Mal réalisée, elle peut fragiliser toutes les décisions prises.
Voici ce que vous devez vérifier, point par point.
Les mentions obligatoires
Le Code des sociétés et des associations (CSA) impose un minimum clair. La convocation doit impérativement contenir :
- un ordre du jour (ODJ) complet — tous les points à débattre doivent y figurer ;
- la date de l’assemblée, conforme aux statuts (sauf report) ;
- les modalités de tenue (en présentiel, à distance ou par écrit) ;
- le lieu de la réunion ;
- l’heure de début.
En pratique, l’AG ne se limite pas à l’approbation des comptes, la validation du budget et à la décharge des administrateurs. Elle est souvent utilisée pour traiter d’autres sujets : nominations, renouvellements ou révocations d’administrateurs, voire certaines décisions budgétaires.
💡 Spécificité pour les grandes ASBL
L’approbation du rapport de gestion et la décharge au commissaire doivent également figurer à l’ODJ. Ne les oubliez pas dans votre convocation.
Les documents à joindre
Les documents utiles doivent être communiqués en même temps que la convocation. A minima :
- le projet de comptes annuels ;
- le budget ;
- tout document en lien avec les points inscrits à l’ordre du jour.
L’enjeu est simple : permettre aux membres de se prononcer en connaissance de cause. Un membre qui ne dispose pas des informations nécessaires pourrait contester la validité des décisions prises.
- Notre modèle de statuts dans lequel les modifications à apporter sont clairement identifiées et expliquées.

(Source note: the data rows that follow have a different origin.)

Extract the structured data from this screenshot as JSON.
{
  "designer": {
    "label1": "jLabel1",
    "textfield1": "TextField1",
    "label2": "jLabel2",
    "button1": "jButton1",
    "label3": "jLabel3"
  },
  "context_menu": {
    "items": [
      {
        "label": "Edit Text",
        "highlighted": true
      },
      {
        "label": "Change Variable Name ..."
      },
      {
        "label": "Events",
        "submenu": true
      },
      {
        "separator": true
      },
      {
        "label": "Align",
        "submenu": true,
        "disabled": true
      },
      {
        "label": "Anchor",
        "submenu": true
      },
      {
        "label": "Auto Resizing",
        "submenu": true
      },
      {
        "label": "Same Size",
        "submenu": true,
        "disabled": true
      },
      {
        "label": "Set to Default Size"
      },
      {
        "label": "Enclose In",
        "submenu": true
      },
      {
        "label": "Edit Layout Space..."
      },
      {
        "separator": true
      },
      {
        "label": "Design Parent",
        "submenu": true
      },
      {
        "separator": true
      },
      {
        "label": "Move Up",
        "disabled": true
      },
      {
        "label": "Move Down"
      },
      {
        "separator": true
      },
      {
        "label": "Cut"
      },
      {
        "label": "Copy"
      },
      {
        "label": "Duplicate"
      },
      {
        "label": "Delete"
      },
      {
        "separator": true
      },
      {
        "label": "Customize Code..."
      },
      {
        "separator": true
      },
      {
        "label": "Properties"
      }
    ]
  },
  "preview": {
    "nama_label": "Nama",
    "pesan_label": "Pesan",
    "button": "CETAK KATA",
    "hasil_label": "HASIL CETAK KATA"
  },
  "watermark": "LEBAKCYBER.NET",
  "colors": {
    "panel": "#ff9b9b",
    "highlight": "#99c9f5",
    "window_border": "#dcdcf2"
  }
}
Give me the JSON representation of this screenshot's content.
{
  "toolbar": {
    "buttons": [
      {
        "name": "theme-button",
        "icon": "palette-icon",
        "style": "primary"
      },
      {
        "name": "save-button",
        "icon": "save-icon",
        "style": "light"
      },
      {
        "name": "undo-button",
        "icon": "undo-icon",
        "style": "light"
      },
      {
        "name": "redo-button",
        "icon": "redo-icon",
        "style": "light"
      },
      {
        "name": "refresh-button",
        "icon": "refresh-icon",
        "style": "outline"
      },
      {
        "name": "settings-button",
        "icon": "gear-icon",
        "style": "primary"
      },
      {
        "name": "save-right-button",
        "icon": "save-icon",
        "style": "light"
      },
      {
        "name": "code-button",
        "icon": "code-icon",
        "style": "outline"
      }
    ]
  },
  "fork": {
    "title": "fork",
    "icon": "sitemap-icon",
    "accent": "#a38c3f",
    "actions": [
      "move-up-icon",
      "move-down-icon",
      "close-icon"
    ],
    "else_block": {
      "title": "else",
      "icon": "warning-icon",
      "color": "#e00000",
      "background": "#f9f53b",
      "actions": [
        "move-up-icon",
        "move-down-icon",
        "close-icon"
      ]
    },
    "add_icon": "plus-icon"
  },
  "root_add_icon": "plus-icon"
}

- La note explicative qui reprend en détail les démarches à réaliser pour pouvoir organiser votre AG et publier les statuts modifiés.
Le délai à respecter — et à prouver
L’AG doit se tenir dans les six premiers mois de l’exercice et les membres effectifs y sont convoqués dans un délai de quinze jours calendaires complets. Le CSA laisse une liberté quant au mode d’envoi (courrier, e-mail…). En pratique, il convient de veiller à :
- l’envoi des convocations qui doit pouvoir être prouvé ;
- en cas de report, l’organe d’administration doit acter la situation dans un procès-verbal de carence. Ce report ne peut, en principe, excéder le délai de six mois.
Points d’attention spécifiques
Quelques règles souvent oubliées :
- si l’AG se tient à distance (par voie électronique ou par écrit), ces modalités doivent être clairement précisées dans la convocation ;
- evitez de concentrer des décisions lourdes à l’ODJ (modification des statuts, changement d’objet…) : elles nécessitent des conditions de vote et présence spécifiques et méritent souvent une assemblée dédiée.